# Clearing a Credit Union Loan with equivalent value in Shares



## quadrangle (21 Jun 2013)

I have a car loan costing €50 per week to service and there are just under 3 years left on the loan. 

I have reached a point where there is €6000 approx remaining to be paid off the loan and I have roughly the same amount in savings. Should I continue to pay my €50 a week (€2500 or so per annum) or should I use my savings/shares to clear the loan??

I have cleared about 5 loans at this point ranging from €5000 to €35,000 over the last 10 years. Would it be detrimental to getting a future loan if I cleared my savings balance. 

I suppose if I cleared the loan and saved the equivalent repayments, I would replenish my savings within a couple of years anyway. Is there any possibility that the next three years of interest payments (currently around a tenner per €50 repayment) would be cleared if the loan was paid off early?


----------



## vandriver (21 Jun 2013)

Interest is charged per day on the outstanding balance.So if you go in next week,you just need to pay the outstanding €10 or so in interest,transfer your shares(probably accruing almost zero interest),and the loan is finished.
Why not then set up a DD  for the €50 weekly to build back up your shares.


----------



## Time (21 Jun 2013)

They won't like you doing that. They will try to stop you stating that you won't be able to apply for further loans etc.


----------



## Brendan Burgess (21 Jun 2013)

Time said:


> They won't like you doing that. They will try to stop you stating that you won't be able to apply for further loans etc.

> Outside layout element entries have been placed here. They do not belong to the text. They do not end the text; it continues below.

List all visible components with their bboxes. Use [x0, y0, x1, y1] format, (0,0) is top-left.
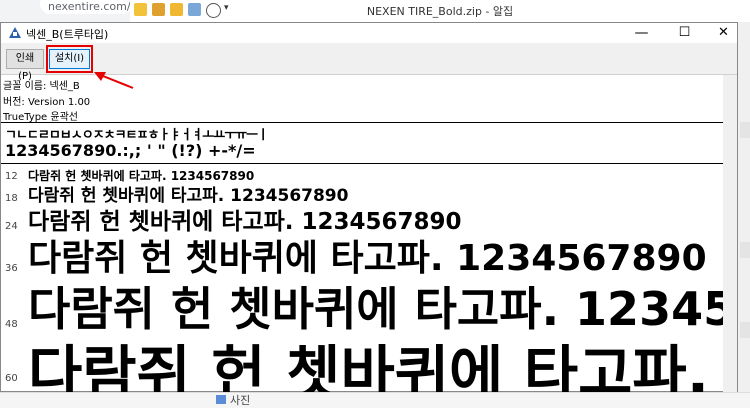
annotation-arrow [94, 72, 134, 89]
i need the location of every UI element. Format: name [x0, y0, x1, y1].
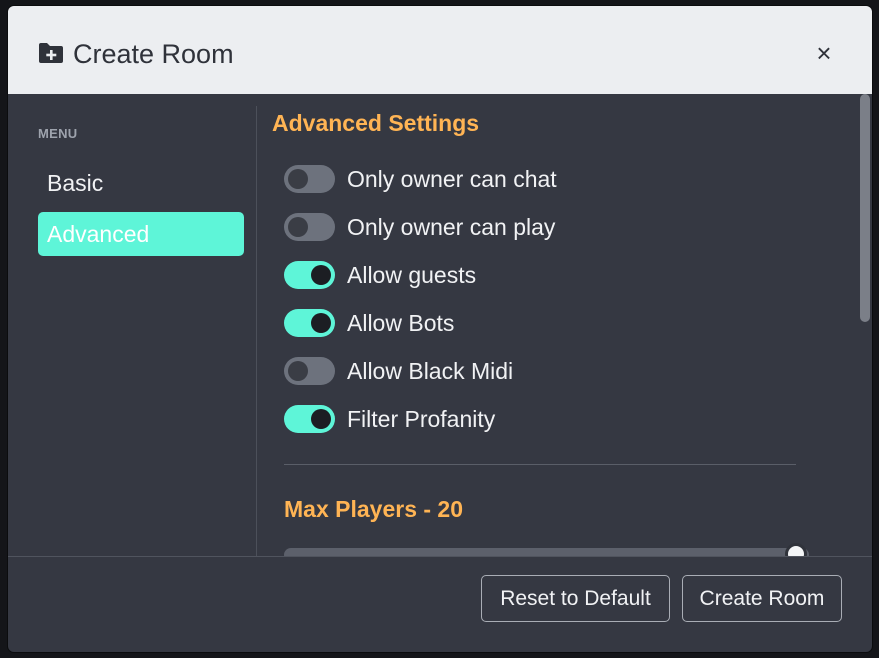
toggle-row-filter-profanity[interactable]: Filter Profanity: [284, 403, 824, 435]
toggle-switch[interactable]: [284, 405, 335, 433]
dialog-title: Create Room: [73, 39, 234, 69]
toggle-switch[interactable]: [284, 213, 335, 241]
toggle-switch[interactable]: [284, 165, 335, 193]
section-title-advanced: Advanced Settings: [272, 110, 480, 136]
max-players-slider[interactable]: [284, 548, 809, 556]
close-icon: ×: [816, 38, 832, 68]
menu-heading: MENU: [38, 126, 78, 141]
folder-plus-icon: [39, 43, 63, 63]
toggle-switch[interactable]: [284, 357, 335, 385]
toggle-knob: [311, 265, 331, 285]
toggle-knob: [311, 313, 331, 333]
toggle-row-allow-bots[interactable]: Allow Bots: [284, 307, 824, 339]
toggle-label: Allow guests: [347, 262, 477, 288]
toggle-row-owner-chat[interactable]: Only owner can chat: [284, 163, 824, 195]
advanced-settings-panel: Advanced Settings Only owner can chat On…: [257, 94, 860, 556]
sidebar-menu: MENU Basic Advanced: [8, 94, 256, 556]
sidebar-item-label: Basic: [47, 170, 104, 196]
dialog-header: Create Room ×: [8, 6, 872, 94]
sidebar-item-advanced[interactable]: Advanced: [38, 212, 244, 256]
toggle-row-allow-black-midi[interactable]: Allow Black Midi: [284, 355, 824, 387]
section-divider: [284, 464, 796, 465]
content-scrollbar[interactable]: [860, 94, 870, 322]
toggle-switch[interactable]: [284, 309, 335, 337]
toggle-knob: [311, 409, 331, 429]
sidebar-item-label: Advanced: [47, 221, 150, 247]
toggle-knob: [288, 361, 308, 381]
close-button[interactable]: ×: [810, 40, 838, 68]
create-room-button[interactable]: Create Room: [682, 575, 842, 622]
toggle-label: Allow Bots: [347, 310, 455, 336]
toggle-label: Allow Black Midi: [347, 358, 514, 384]
toggle-switch[interactable]: [284, 261, 335, 289]
toggle-label: Only owner can play: [347, 214, 556, 240]
toggle-row-owner-play[interactable]: Only owner can play: [284, 211, 824, 243]
max-players-label: Max Players - 20: [284, 496, 464, 522]
reset-to-default-button[interactable]: Reset to Default: [481, 575, 670, 622]
toggle-label: Filter Profanity: [347, 406, 496, 432]
toggle-knob: [288, 169, 308, 189]
dialog-footer: Reset to Default Create Room: [8, 557, 872, 652]
toggle-knob: [288, 217, 308, 237]
max-players-slider-thumb[interactable]: [785, 543, 807, 556]
create-room-dialog: Create Room × MENU Basic Advanced Advanc…: [8, 6, 872, 652]
toggle-label: Only owner can chat: [347, 166, 557, 192]
toggle-row-allow-guests[interactable]: Allow guests: [284, 259, 824, 291]
sidebar-item-basic[interactable]: Basic: [38, 161, 244, 205]
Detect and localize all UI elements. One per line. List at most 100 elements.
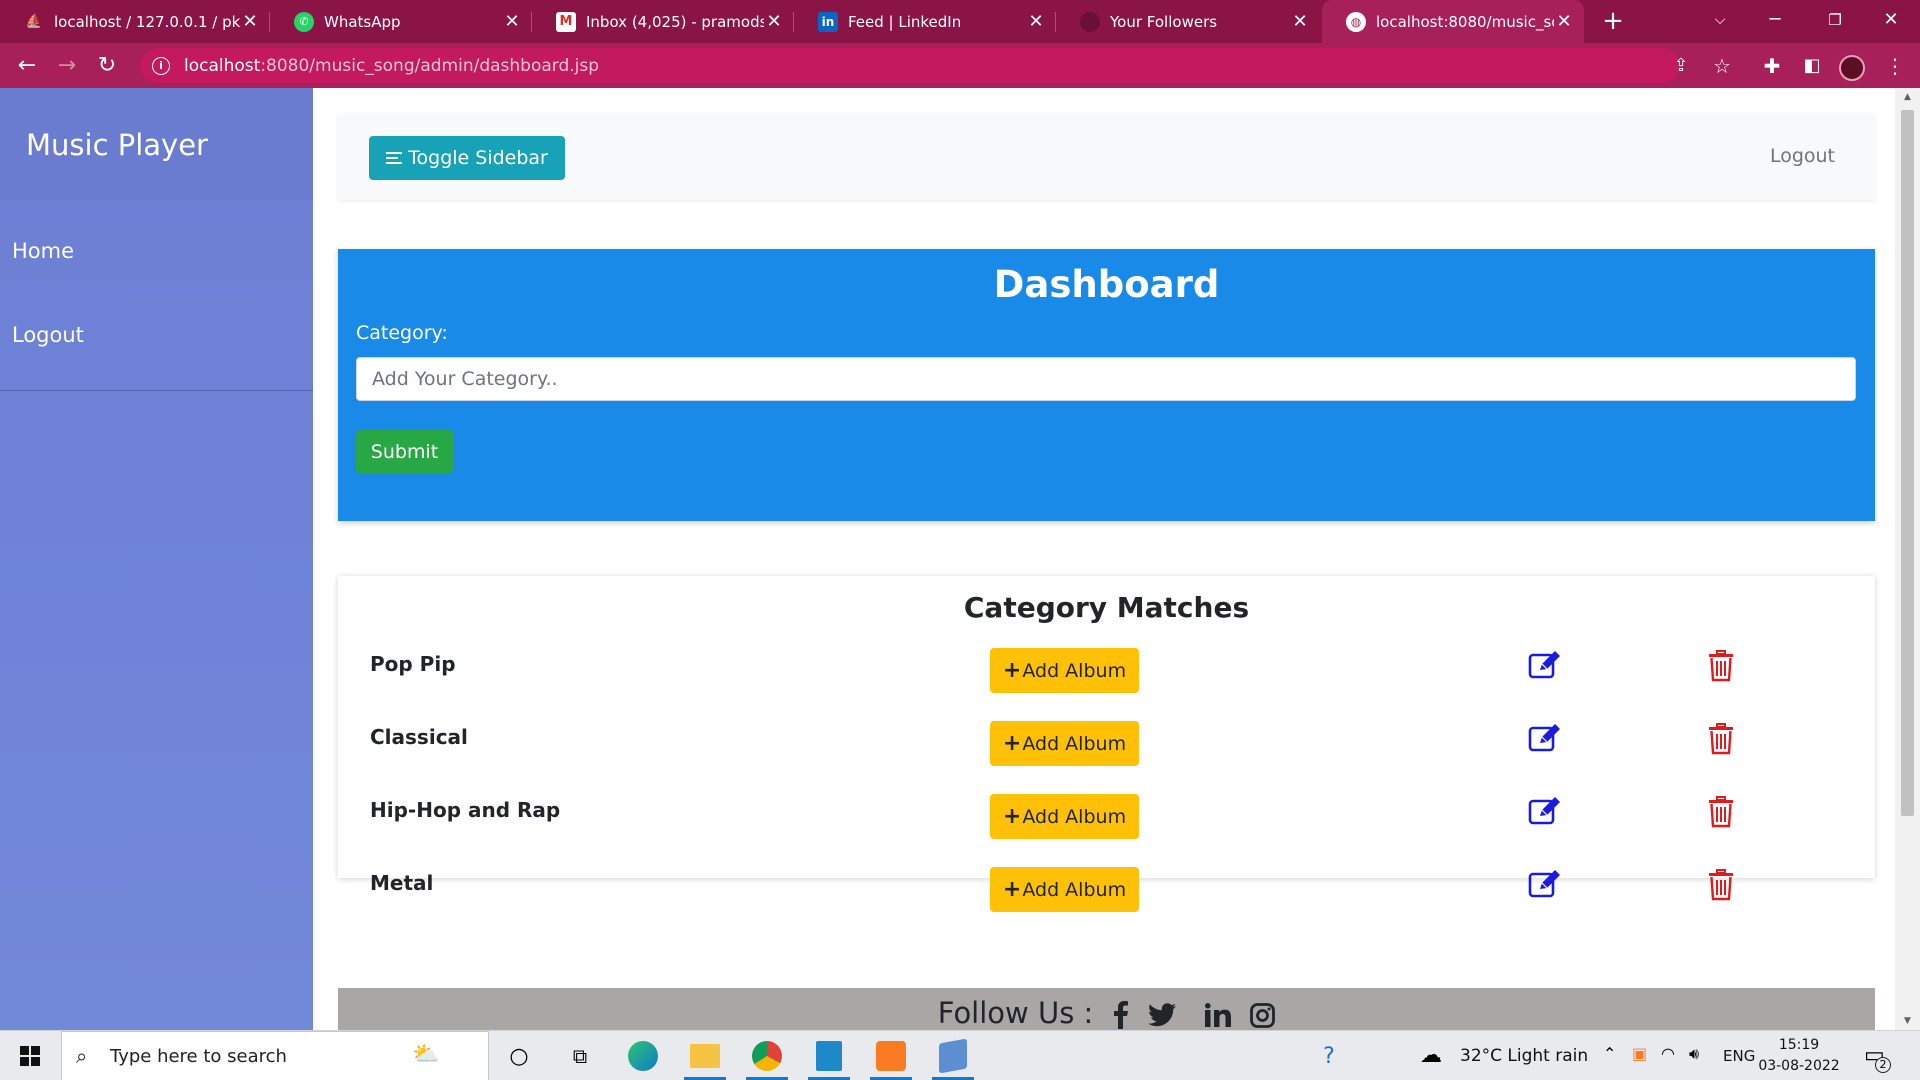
wifi-icon[interactable]: ◠ — [1661, 1044, 1675, 1063]
close-window-button[interactable]: ✕ — [1866, 0, 1916, 43]
virtualbox-icon[interactable] — [928, 1035, 978, 1080]
page-scrollbar[interactable]: ▲ ▼ — [1895, 88, 1920, 1030]
plus-icon: + — [1002, 877, 1022, 902]
instagram-icon[interactable] — [1250, 1002, 1276, 1028]
add-album-button[interactable]: + Add Album — [990, 867, 1139, 912]
side-panel-icon[interactable]: ◧ — [1797, 51, 1827, 81]
category-matches-panel: Category Matches Pop Pip + Add Album Clas — [338, 576, 1875, 912]
phpmyadmin-icon: ⛵ — [25, 14, 43, 29]
github-icon — [1080, 11, 1100, 32]
page-viewport: Music Player Home Logout Toggle Sidebar … — [0, 88, 1920, 1030]
edit-icon[interactable] — [1528, 796, 1562, 826]
edge-icon[interactable] — [618, 1035, 668, 1077]
add-album-button[interactable]: + Add Album — [990, 648, 1139, 693]
extensions-icon[interactable]: ✚ — [1757, 51, 1787, 81]
browser-toolbar: ← → ↻ i localhost:8080/music_song/admin/… — [0, 43, 1920, 88]
weather-widget-icon: ⛅ — [412, 1042, 440, 1067]
new-tab-button[interactable]: + — [1598, 6, 1628, 36]
back-button[interactable]: ← — [12, 51, 42, 81]
volume-icon[interactable]: 🔊︎ — [1689, 1044, 1699, 1064]
close-icon[interactable]: ✕ — [1554, 11, 1574, 32]
twitter-icon[interactable] — [1147, 1003, 1176, 1027]
restore-button[interactable]: ❐ — [1810, 0, 1860, 43]
weather-text[interactable]: 32°C Light rain — [1460, 1046, 1588, 1066]
sidebar-item-logout[interactable]: Logout — [0, 309, 313, 365]
language-indicator[interactable]: ENG — [1723, 1047, 1755, 1065]
trash-icon[interactable] — [1708, 723, 1734, 755]
edit-icon[interactable] — [1528, 723, 1562, 753]
notepad-icon[interactable] — [804, 1035, 854, 1080]
bookmark-star-icon[interactable]: ☆ — [1707, 51, 1737, 81]
dashboard-panel: Dashboard Category: Submit — [338, 249, 1875, 521]
sidebar: Music Player Home Logout — [0, 88, 313, 1030]
close-icon[interactable]: ✕ — [502, 11, 522, 32]
chevron-up-icon[interactable]: ⌃ — [1603, 1044, 1616, 1063]
sidebar-item-home[interactable]: Home — [0, 225, 313, 281]
address-bar[interactable]: i localhost:8080/music_song/admin/dashbo… — [140, 48, 1680, 83]
xampp-icon[interactable] — [866, 1035, 916, 1080]
navbar-logout-link[interactable]: Logout — [1770, 145, 1835, 167]
toggle-sidebar-label: Toggle Sidebar — [408, 147, 548, 169]
url-host: localhost — [184, 55, 261, 76]
category-row: Pop Pip + Add Album — [338, 648, 1875, 694]
scrollbar-thumb[interactable] — [1901, 110, 1914, 816]
trash-icon[interactable] — [1708, 650, 1734, 682]
add-album-button[interactable]: + Add Album — [990, 794, 1139, 839]
tab-whatsapp[interactable]: ✆ WhatsApp ✕ — [270, 0, 532, 43]
tab-phpmyadmin[interactable]: ⛵ localhost / 127.0.0.1 / pk2 / ✕ — [0, 0, 270, 43]
align-left-icon — [386, 149, 403, 167]
windows-start-icon[interactable] — [20, 1046, 40, 1066]
trash-icon[interactable] — [1708, 869, 1734, 901]
dashboard-title: Dashboard — [993, 263, 1220, 306]
clock-time: 15:19 — [1778, 1037, 1820, 1053]
close-icon[interactable]: ✕ — [1026, 11, 1046, 32]
footer: Follow Us : — [338, 988, 1875, 1030]
cortana-icon[interactable]: ○ — [494, 1035, 544, 1077]
category-input[interactable] — [356, 357, 1856, 401]
linkedin-icon[interactable] — [1204, 1003, 1231, 1027]
tab-title: Inbox (4,025) - pramodsaini — [586, 12, 764, 31]
site-info-icon[interactable]: i — [152, 56, 170, 75]
notification-count-badge: 2 — [1875, 1057, 1891, 1073]
close-icon[interactable]: ✕ — [1290, 11, 1310, 32]
gmail-icon: M — [556, 11, 576, 32]
help-icon[interactable]: ? — [1304, 1035, 1354, 1077]
reload-button[interactable]: ↻ — [92, 51, 122, 81]
xampp-tray-icon[interactable]: ▣ — [1632, 1044, 1647, 1063]
category-row: Classical + Add Album — [338, 721, 1875, 767]
tab-linkedin[interactable]: in Feed | LinkedIn ✕ — [794, 0, 1056, 43]
tab-music-song[interactable]: ◍ localhost:8080/music_song/ ✕ — [1322, 0, 1584, 43]
browser-tab-strip: ⛵ localhost / 127.0.0.1 / pk2 / ✕ ✆ What… — [0, 0, 1920, 43]
add-album-button[interactable]: + Add Album — [990, 721, 1139, 766]
weather-icon[interactable]: ☁ — [1420, 1043, 1442, 1068]
taskbar-clock[interactable]: 15:19 03-08-2022 — [1757, 1035, 1841, 1077]
menu-kebab-icon[interactable]: ⋮ — [1880, 51, 1910, 81]
scroll-up-arrow-icon[interactable]: ▲ — [1895, 88, 1920, 106]
scroll-down-arrow-icon[interactable]: ▼ — [1895, 1012, 1920, 1030]
edit-icon[interactable] — [1528, 869, 1562, 899]
main-content: Toggle Sidebar Logout Dashboard Category… — [313, 88, 1895, 1030]
minimize-button[interactable]: ─ — [1750, 0, 1800, 43]
profile-avatar[interactable] — [1837, 51, 1867, 81]
tab-search-button[interactable]: ⌵ — [1695, 0, 1745, 43]
task-view-icon[interactable]: ⧉ — [555, 1035, 605, 1077]
tab-title: Your Followers — [1110, 12, 1218, 31]
file-explorer-icon[interactable] — [680, 1035, 730, 1080]
trash-icon[interactable] — [1708, 796, 1734, 828]
share-icon[interactable]: ⇪ — [1666, 51, 1696, 81]
facebook-icon[interactable] — [1113, 1001, 1129, 1029]
forward-button[interactable]: → — [52, 51, 82, 81]
search-placeholder: Type here to search — [110, 1046, 287, 1067]
plus-icon: + — [1002, 658, 1022, 683]
toggle-sidebar-button[interactable]: Toggle Sidebar — [369, 136, 565, 180]
tab-followers[interactable]: Your Followers ✕ — [1056, 0, 1320, 43]
submit-button[interactable]: Submit — [356, 430, 453, 473]
taskbar-search-box[interactable]: ⌕ Type here to search ⛅ — [61, 1031, 489, 1080]
tab-gmail[interactable]: M Inbox (4,025) - pramodsaini ✕ — [532, 0, 794, 43]
edit-icon[interactable] — [1528, 650, 1562, 680]
close-icon[interactable]: ✕ — [240, 11, 260, 32]
close-icon[interactable]: ✕ — [764, 11, 784, 32]
follow-us-label: Follow Us : — [937, 996, 1094, 1030]
sidebar-brand: Music Player — [0, 88, 313, 200]
chrome-icon[interactable] — [742, 1035, 792, 1080]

It depends on the Credit Union.

Some encourgage financial suicide amongst their members by encouraging them to take out loans instead of withdrawing their savings.

But some do act in the interests of their members. 

Keeping €6,000 on deposit at 1%, while borrowing €6,000 at 9% is costing you €500 per year. You should use your shares to pay off your loans.

if the CU tries to dissuade you, let us know.

Given your record, you should have no problem in borrowing again.


----------



## MC D (22 Jun 2013)

They don't have a share guaranteed loan rate by any chance? The credit union of which I am member has a rate of 4.5% for share guaranteed loans.


----------



## vandriver (22 Jun 2013)

empty wallet said:


> They don't have a share guaranteed loan rate by any chance? The credit union of which I am member has a rate of 4.5% for share guaranteed loans.


Or to put it another way,they are charging you 4% to borrow your own money.


----------



## quadrangle (8 Oct 2013)

Decision made. I am clearing my loan, subject to their consent. It will also mean one less payment leaving my bank account, which has its own advantages. Thanks for the advice.


----------